Today’s Sunday Times features an interesting essay on Wikipedia by Noam Cohen, Rough Type’s Journalist of the Week (my last post was inspired by his article on ghosttwittering). Cohen draws an elaborate parallel between Wikipedia and a city:
With its millions of visitors and hundreds of thousands of volunteers, its ever-expanding total of articles and languages spoken, Wikipedia may be the closest thing to a metropolis yet seen online … The search for information resembles a walk through an overbuilt quarter of an ancient capital. You circle around topics on a path that appears to be shifting … Wikipedia encourages contributors to mimic the basic civility, trust, cultural acceptance and self-organizing qualities familiar to any city dweller. Why don’t people attack each other on the way home? Why do they stay in line at the bank? … The police may be an obvious answer. But this misses the compact among city dwellers. Since their creation, cities have had to be accepting of strangers — no judgments — and residents learn to be subtly accommodating, outward looking.
It’s a nice conceit, and not unilluminating.
But Cohen gets carried away by his metaphor. There’s more than a hint of the Potemkin Village in his idealized portrait of Wikipedia:
It is [the site’s] sidewalk-like transparency and collective responsibility that makes Wikipedia as accurate as it is. The greater the foot traffic, the safer the neighborhood. Thus, oddly enough, the more popular, even controversial, an article is, the more likely it is to be accurate and free of vandalism.
Except, well, that’s not entirely true. One of the main reasons that the most popular and most controversial Wikipedia articles have come to be more “accurate and free of vandalism” than they used to be has nothing to do with “sidewalk-like transparency and collective responsibility.” It’s the fact that Wikipedia has imposed editorial controls on those articles, restricting who can edit them. Wikipedia has, to play with Cohen’s metaphor, erected a lot of police barricades, cordoning off large areas of the site and requiring would-be editors to show their government-issued ID cards before passing through.
If, as a stranger, you visit a relatively unpopular and noncontroversial Wikipedia article – like, say, “Toothpick” – you’ll find a welcoming tab at the top that encourages you to “edit this page”:
But if you go to a popular and controversial article, you’ll almost certainly find that the “edit this page” tab is nowhere to be seen (in its place is an arcane “view source” tab). The welcome mat has been removed and replaced by a barricade. Here, for instance, is the page for “George W. Bush”:
And here’s the page for “Barack Obama”:
And here’s the page for “Islam”:
And here’s the page for “Jimmy Wales”:
And here’s the page for “Britney Spears”:
And here’s the page for “Sex”:
You get the picture.
All these pages are what Wikipedia calls “protected,” which means that only certain users are allowed to edit them. The editing of “semi-protected” pages is restricted to “autoconfirmed users” – that is, users who have formally registered on the site and who “pass certain thresholds for age and editcount” – and the editing of “fully protected” pages is limited to official Wikipedia administrators. (Another set of “page titles” are under “creation protection” to prevent them from being created in the first place.) Many of Wikipedia’s most-visited pages are currently under some form of protection, usually semi-protection.

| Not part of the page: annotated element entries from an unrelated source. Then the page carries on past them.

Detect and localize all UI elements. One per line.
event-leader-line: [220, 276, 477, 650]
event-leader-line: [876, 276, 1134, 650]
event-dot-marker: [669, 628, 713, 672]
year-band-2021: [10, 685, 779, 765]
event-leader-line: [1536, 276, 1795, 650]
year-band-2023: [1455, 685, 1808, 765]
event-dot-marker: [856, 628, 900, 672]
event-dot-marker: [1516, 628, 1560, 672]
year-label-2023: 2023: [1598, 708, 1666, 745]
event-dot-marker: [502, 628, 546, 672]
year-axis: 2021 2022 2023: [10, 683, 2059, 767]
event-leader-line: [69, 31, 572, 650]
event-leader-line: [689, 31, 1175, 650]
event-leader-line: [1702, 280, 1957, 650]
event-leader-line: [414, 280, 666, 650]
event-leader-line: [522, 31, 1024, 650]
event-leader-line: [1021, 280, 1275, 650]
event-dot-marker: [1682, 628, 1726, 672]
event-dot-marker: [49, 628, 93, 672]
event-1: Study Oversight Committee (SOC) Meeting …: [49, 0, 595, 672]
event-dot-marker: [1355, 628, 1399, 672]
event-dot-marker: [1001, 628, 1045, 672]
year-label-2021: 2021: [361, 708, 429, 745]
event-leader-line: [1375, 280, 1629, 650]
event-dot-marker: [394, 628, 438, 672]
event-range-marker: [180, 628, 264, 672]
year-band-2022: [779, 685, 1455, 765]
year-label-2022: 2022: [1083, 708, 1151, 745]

The reason for instituting such controls is, according to Wikipedia, “to prevent vandalism to popular pages.” Accuracy, in other words, requires top-down controls as well as bottom-up collective action. So when Cohen declares that “sidewalk-like transparency and collective responsibility” are what “makes Wikipedia as accurate as it is,” he’s not telling us the whole story. He’s giving us the official Chamber of Commerce view.

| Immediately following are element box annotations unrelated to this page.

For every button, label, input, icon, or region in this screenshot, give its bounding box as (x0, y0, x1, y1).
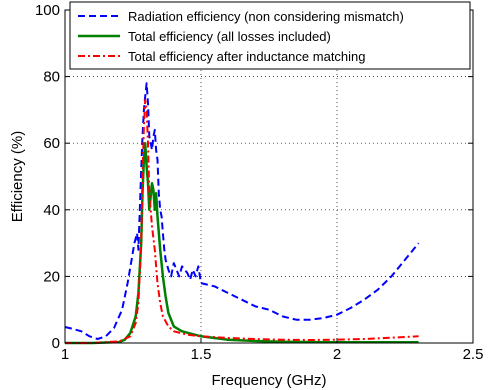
y-tick-label: 20 (43, 268, 60, 285)
x-tick-label: 2.5 (463, 346, 484, 363)
y-tick-label: 80 (43, 69, 60, 86)
legend-box (69, 1, 471, 70)
y-tick-label: 40 (43, 202, 60, 219)
x-tick-label: 1 (61, 346, 69, 363)
y-tick-label: 0 (52, 335, 60, 352)
y-tick-label: 60 (43, 135, 60, 152)
series-total-efficiency (65, 141, 419, 345)
grid-lines (65, 10, 473, 343)
x-tick-label: 1.5 (191, 346, 212, 363)
legend-label-radiation: Radiation efficiency (non considering mi… (128, 9, 404, 24)
legend-label-total: Total efficiency (all losses included) (128, 29, 331, 44)
x-tick-label: 2 (333, 346, 341, 363)
y-tick-label: 100 (35, 2, 60, 19)
legend: Radiation efficiency (non considering mi… (69, 1, 471, 70)
axis-ticks: 1 1.5 2 2.5 0 20 40 60 80 100 (35, 2, 483, 363)
series-lines (64, 82, 420, 345)
x-axis-label: Frequency (GHz) (211, 372, 326, 389)
y-axis-label: Efficiency (%) (9, 131, 26, 222)
series-radiation-efficiency (64, 82, 420, 340)
legend-label-matched: Total efficiency after inductance matchi… (128, 49, 366, 64)
series-matched-efficiency (65, 98, 419, 344)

Now, for the great majority of people who consult Wikipedia, such distinctions don’t matter. They’re not interested in how the sausage is made. As long as the information is accurate enough and informative enough for their purposes, they’re content. But, as Cohen notes toward the end of his article, arguments about how Wikipedia works involve “a true clash of ideas.” In Wikipedia and other online communities we see both the possibilities and the limitations of “collective responsibility.” And so, when someone raises a Potemkin facade, it’s important to peek behind it.